Fancy and easy supper idea ? This is my take on Emma Spitzer’s recipe from her fantastic book ‘Fress’ Bold Flavours from a Jewish Chicken. It was sent to me by a lovely friend Claire when my taste buds went completely nuts after chemo 5. It has, as Claire said, ‘a riot of flavour’. It is an amazing one pot meal and just what I need prepared in advance for something delicious to eat on Sunday after coming out of hospital and also all ready for an easy supper idea for the World Cup Final 21. If I have any spare, they are delicious cold for picnic food ideas. I also think this is a great dish for DofE students and Cooking for Uni.

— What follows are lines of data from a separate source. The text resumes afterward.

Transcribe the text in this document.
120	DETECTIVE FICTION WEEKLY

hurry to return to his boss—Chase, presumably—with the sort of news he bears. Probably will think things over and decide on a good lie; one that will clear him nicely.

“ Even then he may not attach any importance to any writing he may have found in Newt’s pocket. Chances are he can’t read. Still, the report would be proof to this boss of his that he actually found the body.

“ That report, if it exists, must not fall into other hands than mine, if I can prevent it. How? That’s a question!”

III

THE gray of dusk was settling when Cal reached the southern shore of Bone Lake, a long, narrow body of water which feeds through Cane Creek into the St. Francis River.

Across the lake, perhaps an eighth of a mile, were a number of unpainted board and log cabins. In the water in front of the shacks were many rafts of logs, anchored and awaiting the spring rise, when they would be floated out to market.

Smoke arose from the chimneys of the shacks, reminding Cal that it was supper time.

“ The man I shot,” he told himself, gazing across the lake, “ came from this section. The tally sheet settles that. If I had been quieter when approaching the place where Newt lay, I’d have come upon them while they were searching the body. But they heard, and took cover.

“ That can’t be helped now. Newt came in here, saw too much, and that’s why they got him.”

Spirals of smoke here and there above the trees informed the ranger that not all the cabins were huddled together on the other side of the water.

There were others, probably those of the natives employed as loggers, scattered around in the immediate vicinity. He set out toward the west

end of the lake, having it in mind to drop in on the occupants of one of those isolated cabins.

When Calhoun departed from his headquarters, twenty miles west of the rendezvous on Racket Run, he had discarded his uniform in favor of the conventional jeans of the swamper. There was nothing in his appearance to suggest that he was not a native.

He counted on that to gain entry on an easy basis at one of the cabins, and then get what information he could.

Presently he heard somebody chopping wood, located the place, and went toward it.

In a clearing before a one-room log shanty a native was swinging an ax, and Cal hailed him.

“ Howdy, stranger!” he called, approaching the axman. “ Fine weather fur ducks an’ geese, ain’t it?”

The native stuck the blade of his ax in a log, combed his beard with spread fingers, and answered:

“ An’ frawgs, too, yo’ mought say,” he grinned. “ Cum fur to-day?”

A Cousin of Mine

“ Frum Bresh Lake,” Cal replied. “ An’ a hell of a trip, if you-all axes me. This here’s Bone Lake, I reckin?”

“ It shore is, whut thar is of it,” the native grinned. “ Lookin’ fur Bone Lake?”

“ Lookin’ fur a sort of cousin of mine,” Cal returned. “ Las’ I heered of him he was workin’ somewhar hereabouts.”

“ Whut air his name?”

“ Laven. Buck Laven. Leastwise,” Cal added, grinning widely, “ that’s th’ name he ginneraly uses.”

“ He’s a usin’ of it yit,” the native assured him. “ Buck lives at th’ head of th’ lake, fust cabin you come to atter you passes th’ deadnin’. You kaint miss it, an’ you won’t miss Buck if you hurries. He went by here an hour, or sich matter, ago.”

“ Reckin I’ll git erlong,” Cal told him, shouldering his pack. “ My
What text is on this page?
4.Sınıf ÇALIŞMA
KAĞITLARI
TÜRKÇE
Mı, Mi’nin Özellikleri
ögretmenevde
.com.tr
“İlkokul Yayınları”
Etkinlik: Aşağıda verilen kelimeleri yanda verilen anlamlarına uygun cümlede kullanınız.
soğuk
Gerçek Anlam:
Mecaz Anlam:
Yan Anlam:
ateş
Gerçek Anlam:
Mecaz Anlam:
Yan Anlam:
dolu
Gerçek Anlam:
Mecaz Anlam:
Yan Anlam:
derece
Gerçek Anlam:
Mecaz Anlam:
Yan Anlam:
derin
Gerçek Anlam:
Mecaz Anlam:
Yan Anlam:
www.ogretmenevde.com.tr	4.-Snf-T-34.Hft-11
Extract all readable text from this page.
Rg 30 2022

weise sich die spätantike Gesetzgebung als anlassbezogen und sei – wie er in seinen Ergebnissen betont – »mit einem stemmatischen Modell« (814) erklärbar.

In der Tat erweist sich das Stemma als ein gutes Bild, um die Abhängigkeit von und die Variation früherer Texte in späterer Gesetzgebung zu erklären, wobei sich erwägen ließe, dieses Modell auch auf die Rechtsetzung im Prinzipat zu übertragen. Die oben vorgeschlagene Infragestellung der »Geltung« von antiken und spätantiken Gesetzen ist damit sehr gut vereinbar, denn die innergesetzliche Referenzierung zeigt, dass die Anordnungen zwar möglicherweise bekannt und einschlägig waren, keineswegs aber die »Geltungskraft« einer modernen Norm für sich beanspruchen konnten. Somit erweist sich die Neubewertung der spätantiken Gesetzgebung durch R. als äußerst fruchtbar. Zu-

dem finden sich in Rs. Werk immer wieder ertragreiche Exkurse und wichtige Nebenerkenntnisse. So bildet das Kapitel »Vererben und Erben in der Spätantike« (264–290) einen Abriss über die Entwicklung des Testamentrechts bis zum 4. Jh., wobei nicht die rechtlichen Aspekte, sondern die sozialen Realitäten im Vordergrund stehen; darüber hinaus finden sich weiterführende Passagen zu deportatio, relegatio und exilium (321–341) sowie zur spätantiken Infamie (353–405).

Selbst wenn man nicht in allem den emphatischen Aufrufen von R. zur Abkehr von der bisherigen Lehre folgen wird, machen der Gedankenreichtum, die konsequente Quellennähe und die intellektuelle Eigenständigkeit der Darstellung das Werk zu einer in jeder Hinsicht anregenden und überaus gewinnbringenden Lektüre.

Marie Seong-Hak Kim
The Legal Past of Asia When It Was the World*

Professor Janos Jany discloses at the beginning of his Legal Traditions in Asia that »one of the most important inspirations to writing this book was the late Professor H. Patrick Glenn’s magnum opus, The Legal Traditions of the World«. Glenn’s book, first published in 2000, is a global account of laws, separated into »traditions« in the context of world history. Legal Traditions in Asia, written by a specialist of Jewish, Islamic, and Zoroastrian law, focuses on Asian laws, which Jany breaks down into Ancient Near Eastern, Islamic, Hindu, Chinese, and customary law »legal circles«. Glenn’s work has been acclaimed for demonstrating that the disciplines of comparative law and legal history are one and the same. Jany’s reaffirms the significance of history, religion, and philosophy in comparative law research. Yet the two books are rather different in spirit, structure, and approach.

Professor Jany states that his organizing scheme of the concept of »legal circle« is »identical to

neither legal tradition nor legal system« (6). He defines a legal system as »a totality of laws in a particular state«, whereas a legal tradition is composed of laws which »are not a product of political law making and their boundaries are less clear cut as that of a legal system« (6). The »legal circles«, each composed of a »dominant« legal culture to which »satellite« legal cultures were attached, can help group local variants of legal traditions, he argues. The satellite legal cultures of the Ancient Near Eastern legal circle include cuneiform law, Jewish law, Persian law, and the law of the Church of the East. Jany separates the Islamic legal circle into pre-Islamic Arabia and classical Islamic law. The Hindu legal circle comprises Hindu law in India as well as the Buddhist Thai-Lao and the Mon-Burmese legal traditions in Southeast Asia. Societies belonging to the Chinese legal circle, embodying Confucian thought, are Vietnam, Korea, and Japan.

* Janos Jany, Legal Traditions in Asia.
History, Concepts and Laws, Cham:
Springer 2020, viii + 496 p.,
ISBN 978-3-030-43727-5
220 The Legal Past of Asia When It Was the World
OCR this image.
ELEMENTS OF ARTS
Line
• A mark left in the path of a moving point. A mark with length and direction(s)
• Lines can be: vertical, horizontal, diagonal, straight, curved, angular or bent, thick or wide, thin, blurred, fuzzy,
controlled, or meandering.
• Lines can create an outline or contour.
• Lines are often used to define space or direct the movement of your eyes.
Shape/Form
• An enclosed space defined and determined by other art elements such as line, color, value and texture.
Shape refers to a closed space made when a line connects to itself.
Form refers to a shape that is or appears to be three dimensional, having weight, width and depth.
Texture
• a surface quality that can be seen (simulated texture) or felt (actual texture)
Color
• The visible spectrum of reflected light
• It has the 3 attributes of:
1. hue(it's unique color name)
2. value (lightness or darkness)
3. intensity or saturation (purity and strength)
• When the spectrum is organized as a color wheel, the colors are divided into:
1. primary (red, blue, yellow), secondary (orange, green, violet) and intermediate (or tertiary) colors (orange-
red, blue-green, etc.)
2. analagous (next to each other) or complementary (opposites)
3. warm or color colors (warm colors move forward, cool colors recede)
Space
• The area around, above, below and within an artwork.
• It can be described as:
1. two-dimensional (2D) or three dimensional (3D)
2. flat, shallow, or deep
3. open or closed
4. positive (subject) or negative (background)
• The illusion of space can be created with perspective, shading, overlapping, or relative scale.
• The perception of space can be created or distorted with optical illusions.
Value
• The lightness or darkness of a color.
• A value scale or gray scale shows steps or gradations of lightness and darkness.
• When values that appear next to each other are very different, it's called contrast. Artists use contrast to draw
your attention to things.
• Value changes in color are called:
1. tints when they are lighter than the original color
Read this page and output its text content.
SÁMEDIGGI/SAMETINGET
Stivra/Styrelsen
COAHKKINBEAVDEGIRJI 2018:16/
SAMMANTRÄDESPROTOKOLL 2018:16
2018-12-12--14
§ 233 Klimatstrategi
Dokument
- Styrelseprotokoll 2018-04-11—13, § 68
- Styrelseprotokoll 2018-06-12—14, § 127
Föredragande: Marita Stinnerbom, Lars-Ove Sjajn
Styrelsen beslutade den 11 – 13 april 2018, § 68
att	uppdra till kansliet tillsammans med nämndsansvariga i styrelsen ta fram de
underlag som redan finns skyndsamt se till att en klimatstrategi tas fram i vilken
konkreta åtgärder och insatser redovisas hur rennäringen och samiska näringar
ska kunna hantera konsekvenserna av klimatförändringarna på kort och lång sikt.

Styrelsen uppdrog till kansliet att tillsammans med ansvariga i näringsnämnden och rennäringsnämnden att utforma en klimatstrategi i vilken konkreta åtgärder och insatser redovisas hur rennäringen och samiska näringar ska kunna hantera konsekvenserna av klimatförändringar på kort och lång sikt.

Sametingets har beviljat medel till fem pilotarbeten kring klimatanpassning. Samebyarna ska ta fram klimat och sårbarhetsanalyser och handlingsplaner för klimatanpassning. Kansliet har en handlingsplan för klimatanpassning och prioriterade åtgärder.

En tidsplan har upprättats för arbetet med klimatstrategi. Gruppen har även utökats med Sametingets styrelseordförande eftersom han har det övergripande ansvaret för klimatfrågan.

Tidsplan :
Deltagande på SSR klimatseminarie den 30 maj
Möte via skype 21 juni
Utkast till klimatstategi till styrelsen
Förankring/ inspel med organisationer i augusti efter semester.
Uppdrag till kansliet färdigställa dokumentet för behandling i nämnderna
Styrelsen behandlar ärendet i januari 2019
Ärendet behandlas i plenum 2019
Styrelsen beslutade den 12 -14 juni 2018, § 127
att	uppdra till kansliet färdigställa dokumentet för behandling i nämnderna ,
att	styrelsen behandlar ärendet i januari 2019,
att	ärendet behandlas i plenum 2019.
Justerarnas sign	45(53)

Baharat spice is actually a new spice for me to use. The word baharat actually means “spices” in Arabic, and although the mixture can vary from region to region but generally includes most of the same ingredients. Use it as a seasoning for lamb, chicken, beef, and fish. I have made my own mix, (it is easy) or I have bought mixes – I have seen them in Waitrose and Sainsburys. baharat chicken
My only changes are that I did not have any preserved lemons (I juiced 4 lemons and froze the lemon juice and roughly cut up the skins). The persevered lemons might make the dish more citrusy but fresh ones are equally delicious. I also used a veggie stock cube instead.
To serve: Rice or cous cous, rocket or green salad.